112 Despite his reservations, Hayne J confirmed the reduction of capital, which was unopposed. He stated that "Thus the reduction that has been proposed is a step that is to be taken, as a part of that overall transaction".
113 There is great force in Hayne J's reservations about an offer which, although not fair, is nevertheless reasonable. Although Re Rancoo Ltd constitutes an example of a reduction of capital which was recognised to be such, persuasive applications of the distinction are likely to be rare.

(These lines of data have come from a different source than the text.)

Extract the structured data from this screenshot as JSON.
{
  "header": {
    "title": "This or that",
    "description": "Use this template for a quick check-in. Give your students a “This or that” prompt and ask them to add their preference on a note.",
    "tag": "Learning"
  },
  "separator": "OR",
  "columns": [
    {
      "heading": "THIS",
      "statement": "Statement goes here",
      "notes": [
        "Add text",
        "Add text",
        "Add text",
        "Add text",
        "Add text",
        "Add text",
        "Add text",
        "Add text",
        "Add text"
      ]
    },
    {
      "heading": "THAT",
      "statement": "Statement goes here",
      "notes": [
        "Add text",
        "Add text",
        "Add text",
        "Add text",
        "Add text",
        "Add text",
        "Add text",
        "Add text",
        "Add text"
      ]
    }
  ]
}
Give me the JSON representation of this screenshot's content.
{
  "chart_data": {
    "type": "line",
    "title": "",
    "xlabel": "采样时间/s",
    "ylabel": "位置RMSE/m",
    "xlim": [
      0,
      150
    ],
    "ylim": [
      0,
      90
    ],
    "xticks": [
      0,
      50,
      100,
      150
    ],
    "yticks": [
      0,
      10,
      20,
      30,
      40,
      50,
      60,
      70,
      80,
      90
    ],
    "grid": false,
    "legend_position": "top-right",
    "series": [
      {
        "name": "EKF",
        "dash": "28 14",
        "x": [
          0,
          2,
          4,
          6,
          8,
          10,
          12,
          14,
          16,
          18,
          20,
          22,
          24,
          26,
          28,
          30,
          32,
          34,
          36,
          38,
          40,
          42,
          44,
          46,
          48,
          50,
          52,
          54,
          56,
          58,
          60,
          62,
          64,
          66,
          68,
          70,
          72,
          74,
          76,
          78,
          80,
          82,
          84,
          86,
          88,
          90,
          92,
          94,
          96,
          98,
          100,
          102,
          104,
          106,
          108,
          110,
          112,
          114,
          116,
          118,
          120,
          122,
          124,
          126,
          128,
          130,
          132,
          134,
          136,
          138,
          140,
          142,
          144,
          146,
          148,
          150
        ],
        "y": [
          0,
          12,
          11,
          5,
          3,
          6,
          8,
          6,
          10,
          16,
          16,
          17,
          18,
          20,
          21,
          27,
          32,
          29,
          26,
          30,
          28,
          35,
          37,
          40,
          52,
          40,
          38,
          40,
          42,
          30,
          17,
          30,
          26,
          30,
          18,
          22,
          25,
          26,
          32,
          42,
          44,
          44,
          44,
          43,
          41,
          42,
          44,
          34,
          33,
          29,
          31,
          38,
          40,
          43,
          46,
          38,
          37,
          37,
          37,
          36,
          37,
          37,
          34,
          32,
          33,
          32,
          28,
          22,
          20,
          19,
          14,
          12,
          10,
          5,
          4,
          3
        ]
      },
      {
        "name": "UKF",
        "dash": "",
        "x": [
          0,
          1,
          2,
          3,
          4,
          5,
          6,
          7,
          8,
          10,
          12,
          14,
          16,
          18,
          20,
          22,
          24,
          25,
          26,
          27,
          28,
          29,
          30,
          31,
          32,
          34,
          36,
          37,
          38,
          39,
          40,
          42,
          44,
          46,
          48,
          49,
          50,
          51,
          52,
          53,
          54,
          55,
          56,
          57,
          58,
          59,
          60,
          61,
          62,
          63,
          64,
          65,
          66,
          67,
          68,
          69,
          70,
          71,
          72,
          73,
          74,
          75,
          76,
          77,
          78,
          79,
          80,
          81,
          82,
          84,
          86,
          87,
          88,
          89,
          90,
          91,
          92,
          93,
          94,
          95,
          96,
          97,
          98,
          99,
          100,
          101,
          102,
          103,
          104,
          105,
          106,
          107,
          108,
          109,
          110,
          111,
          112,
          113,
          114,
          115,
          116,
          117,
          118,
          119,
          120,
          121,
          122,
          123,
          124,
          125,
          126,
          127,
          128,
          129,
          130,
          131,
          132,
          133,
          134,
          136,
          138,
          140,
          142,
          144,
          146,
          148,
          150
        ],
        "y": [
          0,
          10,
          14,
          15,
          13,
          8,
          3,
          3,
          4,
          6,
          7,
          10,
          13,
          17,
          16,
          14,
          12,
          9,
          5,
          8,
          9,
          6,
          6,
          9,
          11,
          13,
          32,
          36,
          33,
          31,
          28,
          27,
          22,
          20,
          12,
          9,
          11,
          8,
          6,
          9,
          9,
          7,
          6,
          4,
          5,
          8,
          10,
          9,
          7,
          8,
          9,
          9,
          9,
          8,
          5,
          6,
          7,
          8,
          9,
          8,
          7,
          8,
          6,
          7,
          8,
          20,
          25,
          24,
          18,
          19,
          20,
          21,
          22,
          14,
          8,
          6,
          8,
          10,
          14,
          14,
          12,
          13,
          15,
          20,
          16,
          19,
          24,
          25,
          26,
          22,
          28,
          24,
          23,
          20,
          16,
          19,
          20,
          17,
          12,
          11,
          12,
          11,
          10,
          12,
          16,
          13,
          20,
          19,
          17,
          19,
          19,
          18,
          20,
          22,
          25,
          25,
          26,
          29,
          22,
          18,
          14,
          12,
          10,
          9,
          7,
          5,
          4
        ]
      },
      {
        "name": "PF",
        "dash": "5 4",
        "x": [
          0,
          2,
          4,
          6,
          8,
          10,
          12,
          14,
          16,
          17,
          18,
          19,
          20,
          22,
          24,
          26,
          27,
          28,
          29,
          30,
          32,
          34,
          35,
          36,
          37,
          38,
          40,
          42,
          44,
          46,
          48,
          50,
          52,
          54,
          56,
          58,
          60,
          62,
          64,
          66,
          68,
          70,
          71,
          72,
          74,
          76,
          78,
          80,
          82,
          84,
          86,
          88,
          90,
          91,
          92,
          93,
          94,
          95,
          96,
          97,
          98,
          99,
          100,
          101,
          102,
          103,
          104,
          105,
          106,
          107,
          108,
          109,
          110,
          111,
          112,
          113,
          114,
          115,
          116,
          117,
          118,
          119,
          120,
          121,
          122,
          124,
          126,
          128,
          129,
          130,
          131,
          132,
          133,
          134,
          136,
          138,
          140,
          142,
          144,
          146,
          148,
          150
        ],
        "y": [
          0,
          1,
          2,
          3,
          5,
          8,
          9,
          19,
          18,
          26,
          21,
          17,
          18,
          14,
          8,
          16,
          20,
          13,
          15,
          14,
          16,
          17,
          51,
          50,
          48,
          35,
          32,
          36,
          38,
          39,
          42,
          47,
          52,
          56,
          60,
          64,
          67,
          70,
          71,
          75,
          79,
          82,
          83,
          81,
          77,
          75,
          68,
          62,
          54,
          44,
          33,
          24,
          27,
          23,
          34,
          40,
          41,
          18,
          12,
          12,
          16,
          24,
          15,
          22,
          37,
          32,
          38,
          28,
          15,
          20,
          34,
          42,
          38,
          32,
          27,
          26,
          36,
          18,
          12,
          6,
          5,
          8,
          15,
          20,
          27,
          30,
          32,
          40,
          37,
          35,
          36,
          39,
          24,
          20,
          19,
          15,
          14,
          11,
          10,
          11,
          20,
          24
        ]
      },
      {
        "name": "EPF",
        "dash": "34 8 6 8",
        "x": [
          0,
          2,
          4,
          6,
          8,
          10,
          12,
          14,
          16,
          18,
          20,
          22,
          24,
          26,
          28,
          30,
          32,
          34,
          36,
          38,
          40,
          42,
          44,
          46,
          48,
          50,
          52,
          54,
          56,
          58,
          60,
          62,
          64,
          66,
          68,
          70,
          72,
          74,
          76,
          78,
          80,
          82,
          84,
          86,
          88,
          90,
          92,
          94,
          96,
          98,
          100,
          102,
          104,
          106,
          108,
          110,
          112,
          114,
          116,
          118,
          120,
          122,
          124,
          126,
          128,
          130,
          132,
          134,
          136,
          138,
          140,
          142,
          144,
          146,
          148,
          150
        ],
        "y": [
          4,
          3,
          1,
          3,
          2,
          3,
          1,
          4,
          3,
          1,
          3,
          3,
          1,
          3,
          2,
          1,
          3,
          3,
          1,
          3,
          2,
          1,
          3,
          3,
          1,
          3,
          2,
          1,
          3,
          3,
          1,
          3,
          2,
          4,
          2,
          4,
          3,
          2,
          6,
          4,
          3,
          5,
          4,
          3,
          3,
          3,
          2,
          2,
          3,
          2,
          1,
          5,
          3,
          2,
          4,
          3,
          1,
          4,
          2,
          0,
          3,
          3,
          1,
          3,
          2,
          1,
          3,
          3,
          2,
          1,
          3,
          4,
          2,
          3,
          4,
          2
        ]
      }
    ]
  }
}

114 Courts should adopt a cautious approach to the approval of any scheme which the independent expert considers "not fair", particularly when it may involve expropriation at an undervalue. In my opinion, a scheme involving an offer of an undervalue, which is not fair, should generally not be considered reasonable unless it is accompanied by some positive compensatory feature. The fact that the security holders are unable to exact fair, or better, consideration through any avenue alternative to the scheme would not necessarily render an unfair scheme reasonable in the relevant sense.
(footnotes omitted)
31 I accepted at the First Court Hearing that the content of the amended Independent Expert's Report, a summary of which I have set out above, accommodated the type of concerns expressed by Hayne J in Re Rancoo (1995) 17 ACSR 206 and Dodds-Streeton J in Zenyth Therapeutics 60 ACSR 548. I remain of that opinion.
32 It was disclosed at the First Court Hearing that ASIC was content with the Independent Expert's Report and the form of the Scheme Booklet (as amended).
33 There is no evidence that the Scheme is not being proposed in good faith or that it is commercially immoral in any respect. The reasons underlying the Scheme have been clearly stated and put to all GRD members.
34 All conditions to the Scheme will on the making of the orders sought in the minute of proposed orders either have been satisfied or waived, or in the case of 'negative conditions' will not have occurred.